Insurance: expanded state role, marketing urged.

A presidential commission has recommended improved marketing efforts for flood insurance, including a stronger push by the states.

States must play an active role in improving market penetration for flood insurance by working with communities and lenders and by assisting in education efforts, said the Interagency Floodplain Management Review Committee in a report issued July 14.

The current dependence on the mandatory purchase requirement to drive high levels of market penetration may be unrealistic, it said.

A key part of increasing the use of flood insurance is decreasing the size of governmental disaster payments, the committee said. Generous disaster assistance creates negative incentives for the purchase of flood insurance, the panel said. The government and the insurance industry must ensure that the public is fully aware of the advantages of flood insurance and the limitations of disaster assistance.

Public and private sectors should work together to ensure that disaster benefit payments do not approach or exceed flood insurance benefits, the report said. Floodplain occupants must be aware that disaster assistance is only available during a presidentially declared disaster while flood insurance claims are paid any time a general condition of flooding occurs.

The commission noted lender compliance to the requirement for mandatory flood insurance has been receiving a considerable amount of attention during hearings on pending legislation. It acknowledged lenders should do more to make sure flood insurance is purchased at closing and that it is maintained over the life of the loan.

The committee said it supported provisions in proposed reform legislation that would set penalties for lenders who do not require flood insurance, but it noted other reasons account for the relatively low level of market penetration for coverage.

The most striking characteristic about the floodplain sections of communities visited by the review committee is that they appear to be predominantly low-income areas, whose populations have higher than usual percentages of renters, elderly, public assistance recipients and property owners without mortgages, the panel said.

In these small rural communities, sales occur less frequently, often as cash sales or as sales financed through land contracts, loans from lenders who are not federally regulated or insured, or loans from family members. These are the areas where the mandatory purchase requirement would be applied least often and where voluntary purchase of flood insurance is least likely, it said.

The committee cited several other factors for the weak market penetration including the false sense of security due to levees, particularly agricultural levees along the main stems of the Mississippi and Missouri rivers, the reluctance of insurance agents to market flood insurance in communities with few potential buyers and a low level of awareness of the risk to those on the fringes of the floodplain.

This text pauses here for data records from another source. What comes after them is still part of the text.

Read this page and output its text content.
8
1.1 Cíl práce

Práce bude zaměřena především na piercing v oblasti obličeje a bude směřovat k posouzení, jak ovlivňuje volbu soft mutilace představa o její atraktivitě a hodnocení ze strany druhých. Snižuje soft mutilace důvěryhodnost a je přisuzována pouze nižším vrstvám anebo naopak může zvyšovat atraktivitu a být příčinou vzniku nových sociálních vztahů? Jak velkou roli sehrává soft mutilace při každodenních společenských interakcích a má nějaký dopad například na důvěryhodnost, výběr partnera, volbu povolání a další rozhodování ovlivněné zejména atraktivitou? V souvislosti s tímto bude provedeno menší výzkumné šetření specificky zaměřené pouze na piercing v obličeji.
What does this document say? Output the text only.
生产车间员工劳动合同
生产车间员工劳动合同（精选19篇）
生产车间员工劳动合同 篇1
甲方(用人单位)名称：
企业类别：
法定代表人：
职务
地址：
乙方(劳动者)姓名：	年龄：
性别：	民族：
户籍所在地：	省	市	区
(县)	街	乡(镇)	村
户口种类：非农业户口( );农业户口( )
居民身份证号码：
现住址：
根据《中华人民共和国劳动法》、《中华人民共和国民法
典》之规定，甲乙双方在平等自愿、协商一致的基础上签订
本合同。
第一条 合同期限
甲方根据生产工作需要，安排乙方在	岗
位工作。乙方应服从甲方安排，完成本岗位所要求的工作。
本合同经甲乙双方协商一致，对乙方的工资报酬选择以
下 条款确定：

In fact, however, the committee also conceded there is little in the way of hard data on the extent of market penetration. It cited estimates that 20% to 30% of insurable buildings in identified floodplains are covered and that estimates in the Midwest at the time of the flood ranged from below 10% to more than 20%

None of these estimates are authoritative, since no nationwide inventory of flood prone structures exists, the committee said. Based on its own research, the panel said it believes market penetration rates range from 5% to 50%. It said the lowest rate, below 10%, is likely the norm in small rural communities, while medium to large communities have rates of 20% to 30%.

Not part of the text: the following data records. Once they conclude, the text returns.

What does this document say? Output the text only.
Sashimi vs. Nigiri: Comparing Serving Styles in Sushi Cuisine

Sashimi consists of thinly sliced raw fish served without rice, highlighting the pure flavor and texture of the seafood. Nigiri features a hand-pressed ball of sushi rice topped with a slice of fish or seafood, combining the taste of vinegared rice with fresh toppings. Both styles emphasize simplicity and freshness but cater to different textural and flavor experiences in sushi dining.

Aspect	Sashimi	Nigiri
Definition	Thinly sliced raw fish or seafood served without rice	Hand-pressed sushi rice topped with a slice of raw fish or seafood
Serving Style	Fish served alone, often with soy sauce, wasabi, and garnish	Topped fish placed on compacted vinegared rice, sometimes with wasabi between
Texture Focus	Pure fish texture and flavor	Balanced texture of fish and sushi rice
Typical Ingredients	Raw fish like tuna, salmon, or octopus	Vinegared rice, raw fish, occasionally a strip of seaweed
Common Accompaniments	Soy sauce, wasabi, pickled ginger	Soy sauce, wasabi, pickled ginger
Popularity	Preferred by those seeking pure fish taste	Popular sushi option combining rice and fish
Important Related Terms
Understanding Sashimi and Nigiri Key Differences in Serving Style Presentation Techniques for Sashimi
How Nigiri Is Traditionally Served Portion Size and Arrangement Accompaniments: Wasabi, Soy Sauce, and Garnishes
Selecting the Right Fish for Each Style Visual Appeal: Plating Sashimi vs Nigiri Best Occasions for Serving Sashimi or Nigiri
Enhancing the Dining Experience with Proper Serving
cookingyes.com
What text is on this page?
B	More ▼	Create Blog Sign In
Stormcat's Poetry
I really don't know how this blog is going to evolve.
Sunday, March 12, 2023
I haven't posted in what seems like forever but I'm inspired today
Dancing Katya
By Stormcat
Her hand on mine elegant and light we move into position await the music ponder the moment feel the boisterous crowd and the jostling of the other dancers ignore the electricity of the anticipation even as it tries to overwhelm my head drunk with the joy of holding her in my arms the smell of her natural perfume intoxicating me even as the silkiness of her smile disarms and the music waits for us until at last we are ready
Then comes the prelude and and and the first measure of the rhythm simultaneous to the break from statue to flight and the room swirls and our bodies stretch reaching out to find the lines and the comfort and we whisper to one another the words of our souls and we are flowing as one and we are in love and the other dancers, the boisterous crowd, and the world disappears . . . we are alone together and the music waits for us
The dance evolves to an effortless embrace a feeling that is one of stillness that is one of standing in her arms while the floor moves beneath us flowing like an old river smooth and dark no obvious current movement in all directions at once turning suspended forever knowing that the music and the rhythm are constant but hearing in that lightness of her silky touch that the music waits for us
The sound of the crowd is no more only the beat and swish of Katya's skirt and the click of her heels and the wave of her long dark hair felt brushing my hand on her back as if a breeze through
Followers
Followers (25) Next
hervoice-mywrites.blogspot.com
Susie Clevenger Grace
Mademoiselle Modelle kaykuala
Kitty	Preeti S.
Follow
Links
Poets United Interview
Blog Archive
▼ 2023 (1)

For a few large communities with middle-income floodplain populations and a high degree of flood hazard a-wareness among community officials, lenders and property owners, market penetration can exceed 30% and in one instance, 50%, the committee said.

The committee said states could do more to expand flood coverage by working with communities and lenders and by assisting in education efforts. It also said the amount of federal assistance for floodplain management should be tied to a states willingness to undertake this effort.

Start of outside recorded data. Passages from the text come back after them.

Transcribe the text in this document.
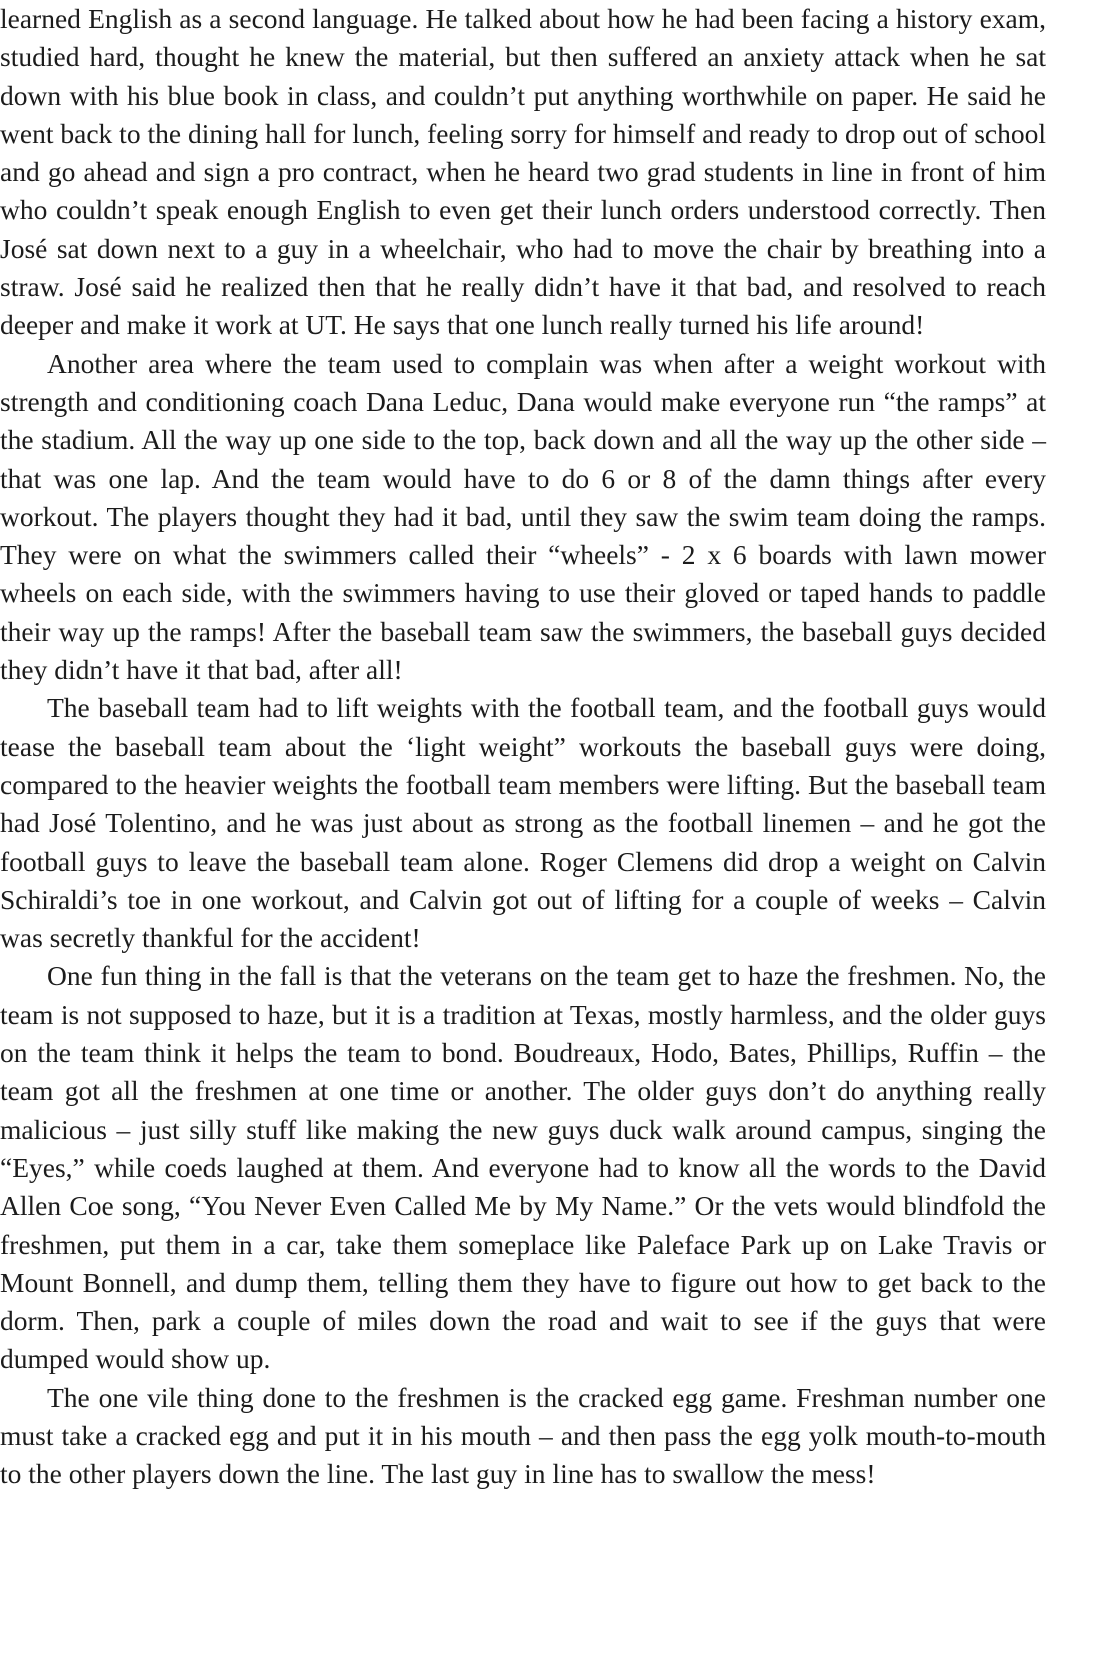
learned English as a second language. He talked about how he had been facing a history exam, studied hard, thought he knew the material, but then suffered an anxiety attack when he sat down with his blue book in class, and couldn’t put anything worthwhile on paper. He said he went back to the dining hall for lunch, feeling sorry for himself and ready to drop out of school and go ahead and sign a pro contract, when he heard two grad students in line in front of him who couldn’t speak enough English to even get their lunch orders understood correctly. Then José sat down next to a guy in a wheelchair, who had to move the chair by breathing into a straw. José said he realized then that he really didn’t have it that bad, and resolved to reach deeper and make it work at UT. He says that one lunch really turned his life around!

Another area where the team used to complain was when after a weight workout with strength and conditioning coach Dana Leduc, Dana would make everyone run “the ramps” at the stadium. All the way up one side to the top, back down and all the way up the other side – that was one lap. And the team would have to do 6 or 8 of the damn things after every workout. The players thought they had it bad, until they saw the swim team doing the ramps. They were on what the swimmers called their “wheels” - 2 x 6 boards with lawn mower wheels on each side, with the swimmers having to use their gloved or taped hands to paddle their way up the ramps! After the baseball team saw the swimmers, the baseball guys decided they didn’t have it that bad, after all!

The baseball team had to lift weights with the football team, and the football guys would tease the baseball team about the ‘light weight” workouts the baseball guys were doing, compared to the heavier weights the football team members were lifting. But the baseball team had José Tolentino, and he was just about as strong as the football linemen – and he got the football guys to leave the baseball team alone. Roger Clemens did drop a weight on Calvin Schiraldi’s toe in one workout, and Calvin got out of lifting for a couple of weeks – Calvin was secretly thankful for the accident!

One fun thing in the fall is that the veterans on the team get to haze the freshmen. No, the team is not supposed to haze, but it is a tradition at Texas, mostly harmless, and the older guys on the team think it helps the team to bond. Boudreaux, Hodo, Bates, Phillips, Ruffin – the team got all the freshmen at one time or another. The older guys don’t do anything really malicious – just silly stuff like making the new guys duck walk around campus, singing the “Eyes,” while coeds laughed at them. And everyone had to know all the words to the David Allen Coe song, “You Never Even Called Me by My Name.” Or the vets would blindfold the freshmen, put them in a car, take them someplace like Paleface Park up on Lake Travis or Mount Bonnell, and dump them, telling them they have to figure out how to get back to the dorm. Then, park a couple of miles down the road and wait to see if the guys that were dumped would show up.

The one vile thing done to the freshmen is the cracked egg game. Freshman number one must take a cracked egg and put it in his mouth – and then pass the egg yolk mouth-to-mouth to the other players down the line. The last guy in line has to swallow the mess!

RELATED ARTICLE: Steps Urged To Boost National Flood Program

These are the recommendations of the Interagency Floodplain Management Review Committee for improving the National Flood Insurance Program:

*Take vigorous steps to improve the marketing of flood insurance, enforce lender compliance rules and seek state support of insurance marketing;

*Reduce the amount of post-disaster support to those who were eligible to buy insurance but did not to that level needed to provide for immediate health, safety and welfare; provide a safety net for low- income flood victims who were unable to afford flood insurance;

*Reduce repetitive loss outlays by adding a surcharge to flood insurance policies following each claim under a policy, providing for mitigation insurance riders and supporting other mitigation activities;

*Require those behind levees that provide protection against less than the standard project flood discharge to purchase actuarially based insurance;

*Increase the waiting period for activation of flood insurance policies from five to 15 days to avoid purchases when flooding is imminent;

*Leverage technology to improve the timeliness, coverage and accuracy of flood insurance maps; support map development by levies on the policy base and from appropriated funds because the general taxpayer benefits from this program; and

*Provide for the purchase of mitigation insurance to cover the cost of elevating, demolishing or relocating substantially damaged buildings.